Recent research has expanded beyond single markers to examine combinations of CBC derived parameters. Kahvecioğlu et al (2025) reported that the platelet to lymphocyte ratio (PLR) was a strong independent predictor of late onset sepsis (AUC=0.787), though RDW was also elevated.¹² This suggests that a panel of inexpensive CBC parameters, including RDW, PLR, and neutrophil to lymphocyte ratio, may offer better diagnostic accuracy than any single marker alone.
Beyond diagnosis, emerging evidence supports a prognostic role for RDW. Shabaan et al (2024) found that an increase in RDW during the first 72 hours of life independently predicted 28 day mortality in very low birth weight neonates with late onset sepsis, with predictive performance comparable to clinical sickness scores.¹⁰ Although our study did not examine outcomes, our strong correlation with CRP — an established marker of infection severity — indirectly supports the potential prognostic utility of RDW.
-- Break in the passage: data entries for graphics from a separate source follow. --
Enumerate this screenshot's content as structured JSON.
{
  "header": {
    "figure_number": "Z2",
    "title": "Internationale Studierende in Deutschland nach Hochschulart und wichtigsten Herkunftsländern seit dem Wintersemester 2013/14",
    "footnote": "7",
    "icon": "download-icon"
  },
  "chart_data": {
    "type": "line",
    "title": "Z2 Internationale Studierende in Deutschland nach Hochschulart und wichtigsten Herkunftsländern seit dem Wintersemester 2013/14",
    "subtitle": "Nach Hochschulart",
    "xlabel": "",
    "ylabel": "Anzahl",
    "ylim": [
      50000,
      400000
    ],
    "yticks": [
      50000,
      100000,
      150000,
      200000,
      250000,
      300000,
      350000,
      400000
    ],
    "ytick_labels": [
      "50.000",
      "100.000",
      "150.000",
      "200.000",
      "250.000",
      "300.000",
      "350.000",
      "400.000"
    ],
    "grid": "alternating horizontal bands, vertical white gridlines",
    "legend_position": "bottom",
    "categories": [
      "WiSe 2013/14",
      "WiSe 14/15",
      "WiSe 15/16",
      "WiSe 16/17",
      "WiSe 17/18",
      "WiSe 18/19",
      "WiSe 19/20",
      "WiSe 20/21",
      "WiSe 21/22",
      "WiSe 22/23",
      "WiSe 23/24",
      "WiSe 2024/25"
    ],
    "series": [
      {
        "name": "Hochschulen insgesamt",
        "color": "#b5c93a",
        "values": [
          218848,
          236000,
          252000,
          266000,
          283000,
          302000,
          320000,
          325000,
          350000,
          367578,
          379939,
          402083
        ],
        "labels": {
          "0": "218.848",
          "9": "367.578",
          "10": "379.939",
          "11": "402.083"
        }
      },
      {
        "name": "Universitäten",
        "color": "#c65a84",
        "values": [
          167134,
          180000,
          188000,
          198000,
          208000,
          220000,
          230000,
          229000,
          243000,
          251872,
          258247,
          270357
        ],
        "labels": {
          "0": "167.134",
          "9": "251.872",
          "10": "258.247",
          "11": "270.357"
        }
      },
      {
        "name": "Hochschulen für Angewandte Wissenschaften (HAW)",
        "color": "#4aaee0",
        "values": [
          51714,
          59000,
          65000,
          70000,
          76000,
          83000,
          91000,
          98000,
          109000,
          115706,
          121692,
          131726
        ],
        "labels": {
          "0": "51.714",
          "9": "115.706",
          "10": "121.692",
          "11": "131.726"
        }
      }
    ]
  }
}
Our study has several limitations. First, RDW can be elevated in conditions other than sepsis, including iron deficiency, vitamin B12/folate deficiency, haemoglobinopathies, and after blood transfusion. We did not systematically exclude these conditions. Second, we measured RDW and CRP only at a single time point; serial measurements during and after antibiotic therapy would have provided information on whether RDW trends correlate with clinical response. Third, we did not follow neonates after discharge to assess long term outcomes or neurodevelopment. Fourth, our sample size, while adequate for correlation analysis, is relatively small for deriving definitive diagnostic cut offs. Finally, the single centre design may limit generalisability to other settings with different patient populations.
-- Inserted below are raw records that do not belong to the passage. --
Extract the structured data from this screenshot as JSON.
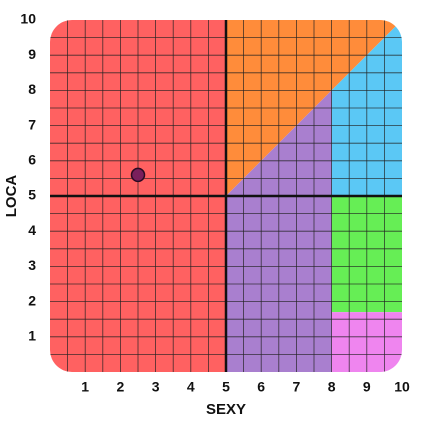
{
  "chart_data": {
    "type": "scatter",
    "x_label": "SEXY",
    "y_label": "LOCA",
    "x": [
      2.5
    ],
    "y": [
      5.6
    ],
    "color": "#7a1f5c",
    "xlim": [
      0,
      10
    ],
    "ylim": [
      0,
      10
    ],
    "xticks": [
      1,
      2,
      3,
      4,
      5,
      6,
      7,
      8,
      9,
      10
    ],
    "yticks": [
      1,
      2,
      3,
      4,
      5,
      6,
      7,
      8,
      9,
      10
    ],
    "grid": true,
    "grid_step": 0.5,
    "axis_lines": {
      "x": 5,
      "y": 5
    },
    "regions": [
      {
        "color": "#ff6161",
        "points": [
          [
            0,
            0
          ],
          [
            5,
            0
          ],
          [
            5,
            10
          ],
          [
            0,
            10
          ]
        ]
      },
      {
        "color": "#ff8c3a",
        "points": [
          [
            5,
            5
          ],
          [
            10,
            10
          ],
          [
            5,
            10
          ]
        ]
      },
      {
        "color": "#5bc8f5",
        "points": [
          [
            8,
            8
          ],
          [
            10,
            10
          ],
          [
            10,
            5
          ],
          [
            8,
            5
          ]
        ]
      },
      {
        "color": "#a97fcf",
        "points": [
          [
            5,
            0
          ],
          [
            8,
            0
          ],
          [
            8,
            8
          ],
          [
            5,
            5
          ]
        ]
      },
      {
        "color": "#66ee55",
        "points": [
          [
            8,
            1.7
          ],
          [
            10,
            1.7
          ],
          [
            10,
            5
          ],
          [
            8,
            5
          ]
        ]
      },
      {
        "color": "#ef85ef",
        "points": [
          [
            8,
            0
          ],
          [
            10,
            0
          ],
          [
            10,
            1.7
          ],
          [
            8,
            1.7
          ]
        ]
      }
    ]
  }
}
Larger multicentre studies are needed to establish population specific RDW cut offs for diagnosing neonatal sepsis. Prospective studies should also evaluate whether adding RDW to existing sepsis screening panels improves diagnostic accuracy beyond CRP alone. Additionally, the prognostic value of RDW trends during treatment warrants further investigation,
This study has shown that there is a strong positive correlation between RDW and CRP in neonatal sepsis. RDW is a simple, inexpensive and universally available parameter. We recommend that RDW be used alongside CRP in the early evaluation of neonatal sepsis, particularly in resource limited settings where repeated CRP testing may be difficult.